2. A quick google search will come up with a list of zoos which will happily take your leftovers for their animals. What better way to utilize your leftovers than to feed it to rhinos and penguins?
3. Compost! If you don’t do it at home, again, google is your friend to find somewhere that will.
When you’re hosting, think about using reusable dishes and silverware. I can’t imagine the number of plastic plates, utensils, and even serving utensils that end up trashed after a holiday celebration. If you think about how many offices, families, and sets of friends have parties, that’s an overwhelming amount of plastic finding its way to places it shouldn’t. Again, recruit friends where possible to mitigate the stressfulness of the cleaning process. Plan to leave the dishwasher empty so you can fill it right after. If this is not possible, go the extra step to find recyclable or compostable utensils. (A great stocking stuffer would be reusable utensils for a friend to keep with them all the time.)

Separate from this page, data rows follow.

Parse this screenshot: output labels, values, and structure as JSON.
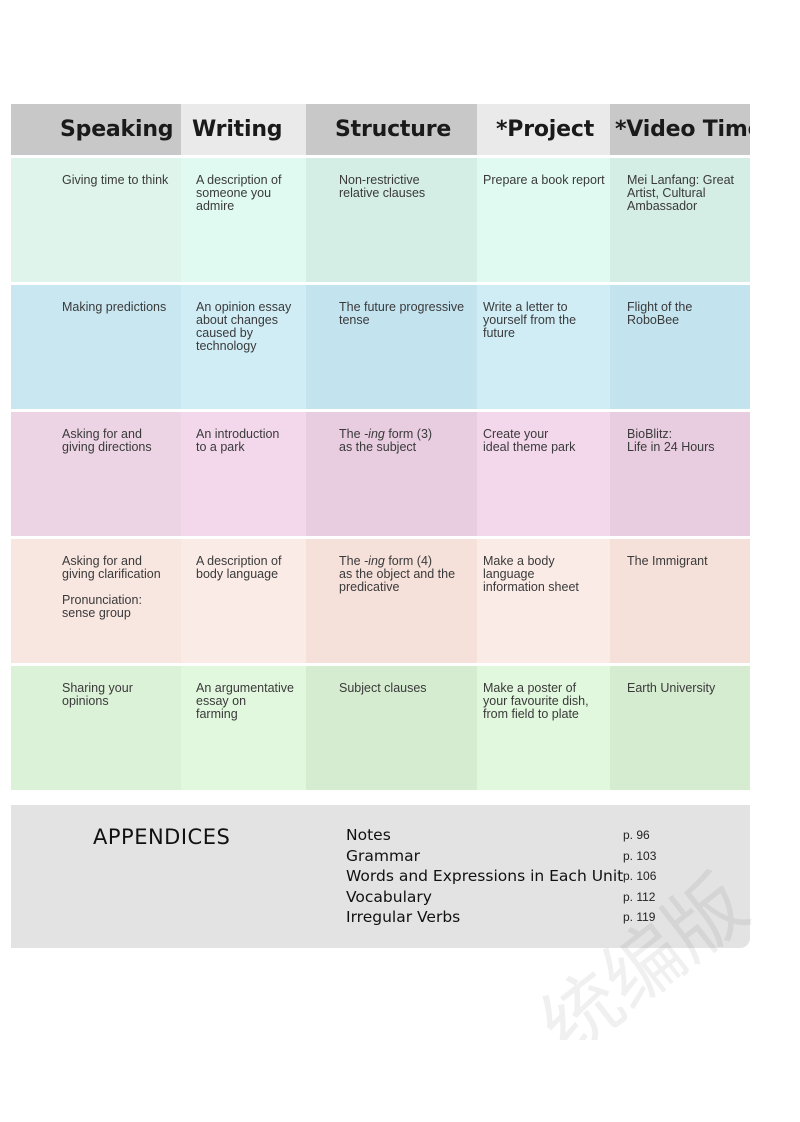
{
  "headers": [
    "Speaking",
    "Writing",
    "Structure",
    "*Project",
    "*Video Time"
  ],
  "rows": [
    {
      "bg": [
        "#dff5ec",
        "#e0faf1",
        "#d4ede5",
        "#e0faf1",
        "#d4ede5"
      ],
      "cells": [
        [
          "Giving time to think"
        ],
        [
          "A description of",
          "someone you",
          "admire"
        ],
        [
          "Non-restrictive",
          "relative clauses"
        ],
        [
          "Prepare a book report"
        ],
        [
          "Mei Lanfang: Great",
          "Artist, Cultural",
          "Ambassador"
        ]
      ]
    },
    {
      "bg": [
        "#c9e7f1",
        "#d0edf6",
        "#c3e3ef",
        "#d0edf6",
        "#c3e3ef"
      ],
      "cells": [
        [
          "Making predictions"
        ],
        [
          "An opinion essay",
          "about changes",
          "caused by",
          "technology"
        ],
        [
          "The future progressive",
          "tense"
        ],
        [
          "Write a letter to",
          "yourself from the",
          "future"
        ],
        [
          "Flight of the",
          "RoboBee"
        ]
      ]
    },
    {
      "bg": [
        "#ecd4e4",
        "#f3d8ec",
        "#e8cde0",
        "#f3d8ec",
        "#e8cde0"
      ],
      "cells": [
        [
          "Asking for and",
          "giving directions"
        ],
        [
          "An introduction",
          "to a park"
        ],
        [
          "The -ing form (3)",
          "as the subject"
        ],
        [
          "Create your",
          "ideal theme park"
        ],
        [
          "BioBlitz:",
          "Life in 24 Hours"
        ]
      ]
    },
    {
      "bg": [
        "#f8e6e0",
        "#fbebe6",
        "#f5e1da",
        "#fbebe6",
        "#f5e1da"
      ],
      "cells": [
        [
          "Asking for and",
          "giving clarification",
          "",
          "Pronunciation:",
          "sense group"
        ],
        [
          "A description of",
          "body language"
        ],
        [
          "The -ing form (4)",
          "as the object and the",
          "predicative"
        ],
        [
          "Make a body",
          "language",
          "information sheet"
        ],
        [
          "The Immigrant"
        ]
      ]
    },
    {
      "bg": [
        "#dcf2d8",
        "#e2f8de",
        "#d5ecd1",
        "#e2f8de",
        "#d5ecd1"
      ],
      "cells": [
        [
          "Sharing your",
          "opinions"
        ],
        [
          "An argumentative",
          "essay on",
          "farming"
        ],
        [
          "Subject clauses"
        ],
        [
          "Make a poster of",
          "your favourite dish,",
          "from field to plate"
        ],
        [
          "Earth University"
        ]
      ]
    }
  ],
  "appendices": {
    "title": "APPENDICES",
    "items": [
      {
        "name": "Notes",
        "page": "p. 96"
      },
      {
        "name": "Grammar",
        "page": "p. 103"
      },
      {
        "name": "Words and Expressions in Each Unit",
        "page": "p. 106"
      },
      {
        "name": "Vocabulary",
        "page": "p. 112"
      },
      {
        "name": "Irregular Verbs",
        "page": "p. 119"
      }
    ]
  },
  "watermark": "统编版"
}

For many people, the holidays are an extra exciting time because it's a time for travel. As someone who considers traveling a real passion, I’ve had to take some time to reflect on how my constant air travel negatively impacts my carbon footprint, and unfortunately, it’s a lot. To be transparent, I calculated what the CO₂ emission would be for my upcoming trip to Bogota, Colombia from Denver with a stopover in DC, and it will be 4,800 pounds of CO₂. According to the website where I made the calculation, myclimate, the average amount a person should produce in one year is 4,000 pounds. This number is not by any means to make anyone feel guilty about traveling to see their family, but it is an eye opener of where we are at, and where we theoretically should be. When possible, opt for car travel (which isn’t perfect but certainly better). When not possible, think about buying carbon offsets to balance out your emission. There are several websites, like the one I mentioned before and TerraPass where you can buy offsets that help fund sustainability projects dedicated to reducing CO₂ emissions and greenhouse gases to offset your travel. Whether you’re headed home or to a new place on an exciting adventure if nothing else think about how you will be affecting the planet and what are some possible ways to mitigate your impact elsewhere. I plan on asking for carbon offsets for Christmas to offset my travels. Consider doing the same ;)

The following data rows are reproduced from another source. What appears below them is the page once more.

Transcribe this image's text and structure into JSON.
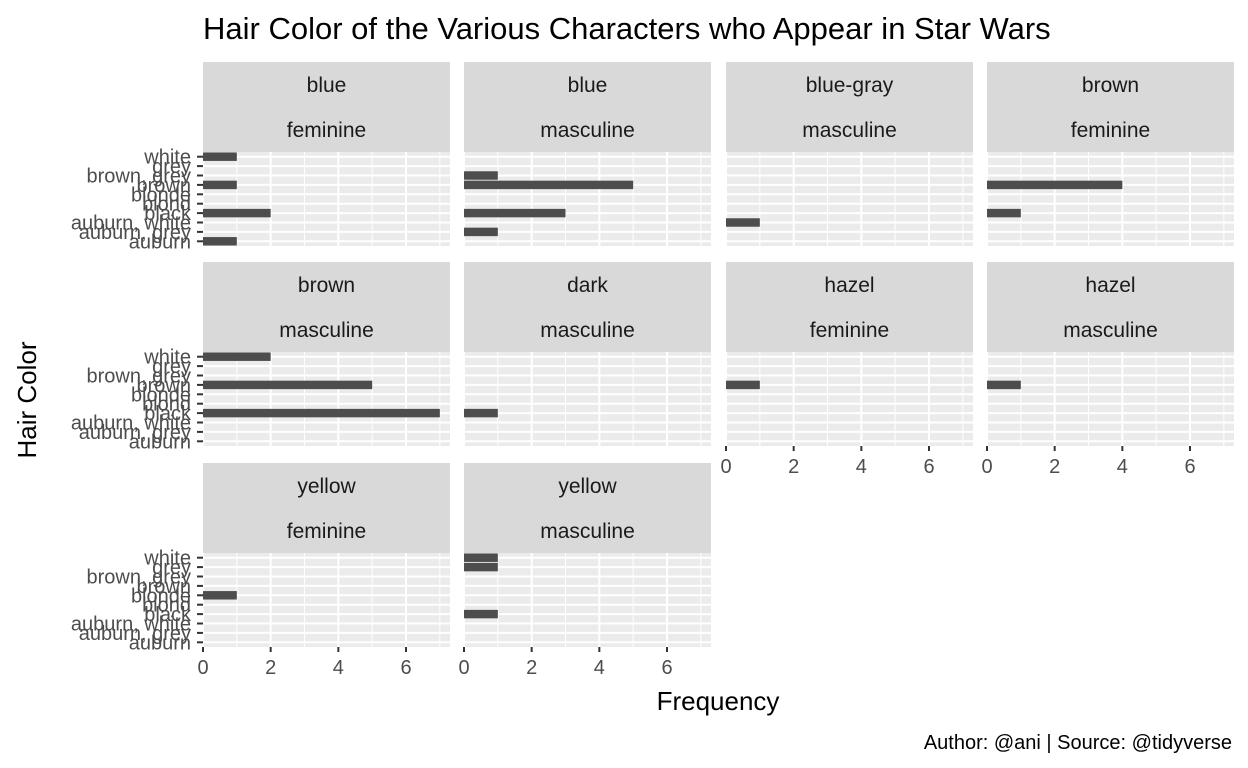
{
  "chart_data": {
    "type": "bar",
    "orientation": "horizontal",
    "title": "Hair Color of the Various Characters who Appear in Star Wars",
    "xlabel": "Frequency",
    "ylabel": "Hair Color",
    "caption": "Author: @ani | Source: @tidyverse",
    "xlim": [
      0,
      7.3
    ],
    "xticks": [
      0,
      2,
      4,
      6
    ],
    "categories": [
      "auburn",
      "auburn, grey",
      "auburn, white",
      "black",
      "blond",
      "blonde",
      "brown",
      "brown, grey",
      "grey",
      "white"
    ],
    "grid": true,
    "facet_columns": 4,
    "facets": [
      {
        "strip": [
          "blue",
          "feminine"
        ],
        "values": [
          1,
          0,
          0,
          2,
          0,
          0,
          1,
          0,
          0,
          1
        ]
      },
      {
        "strip": [
          "blue",
          "masculine"
        ],
        "values": [
          0,
          1,
          0,
          3,
          0,
          0,
          5,
          1,
          0,
          0
        ]
      },
      {
        "strip": [
          "blue-gray",
          "masculine"
        ],
        "values": [
          0,
          0,
          1,
          0,
          0,
          0,
          0,
          0,
          0,
          0
        ]
      },
      {
        "strip": [
          "brown",
          "feminine"
        ],
        "values": [
          0,
          0,
          0,
          1,
          0,
          0,
          4,
          0,
          0,
          0
        ]
      },
      {
        "strip": [
          "brown",
          "masculine"
        ],
        "values": [
          0,
          0,
          0,
          7,
          0,
          0,
          5,
          0,
          0,
          2
        ]
      },
      {
        "strip": [
          "dark",
          "masculine"
        ],
        "values": [
          0,
          0,
          0,
          1,
          0,
          0,
          0,
          0,
          0,
          0
        ]
      },
      {
        "strip": [
          "hazel",
          "feminine"
        ],
        "values": [
          0,
          0,
          0,
          0,
          0,
          0,
          1,
          0,
          0,
          0
        ]
      },
      {
        "strip": [
          "hazel",
          "masculine"
        ],
        "values": [
          0,
          0,
          0,
          0,
          0,
          0,
          1,
          0,
          0,
          0
        ]
      },
      {
        "strip": [
          "yellow",
          "feminine"
        ],
        "values": [
          0,
          0,
          0,
          0,
          0,
          1,
          0,
          0,
          0,
          0
        ]
      },
      {
        "strip": [
          "yellow",
          "masculine"
        ],
        "values": [
          0,
          0,
          0,
          1,
          0,
          0,
          0,
          0,
          1,
          1
        ]
      }
    ],
    "colors": {
      "bar": "#4d4d4d",
      "panel_background": "#ebebeb",
      "strip_background": "#d9d9d9",
      "grid": "#ffffff"
    }
  }
}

The general message here is the holidays should be a time to slow down and simplify. There will always be more value in sharing meaningful experiences with the people around you than anything else. I hope this post was a learning experience and you will challenge yourself and your loved ones to take at least one step towards a sustainable holiday season. Whatever you celebrate, we wish you happy holidays!
I have not received compensation of any kind for mentioning the above websites and brands.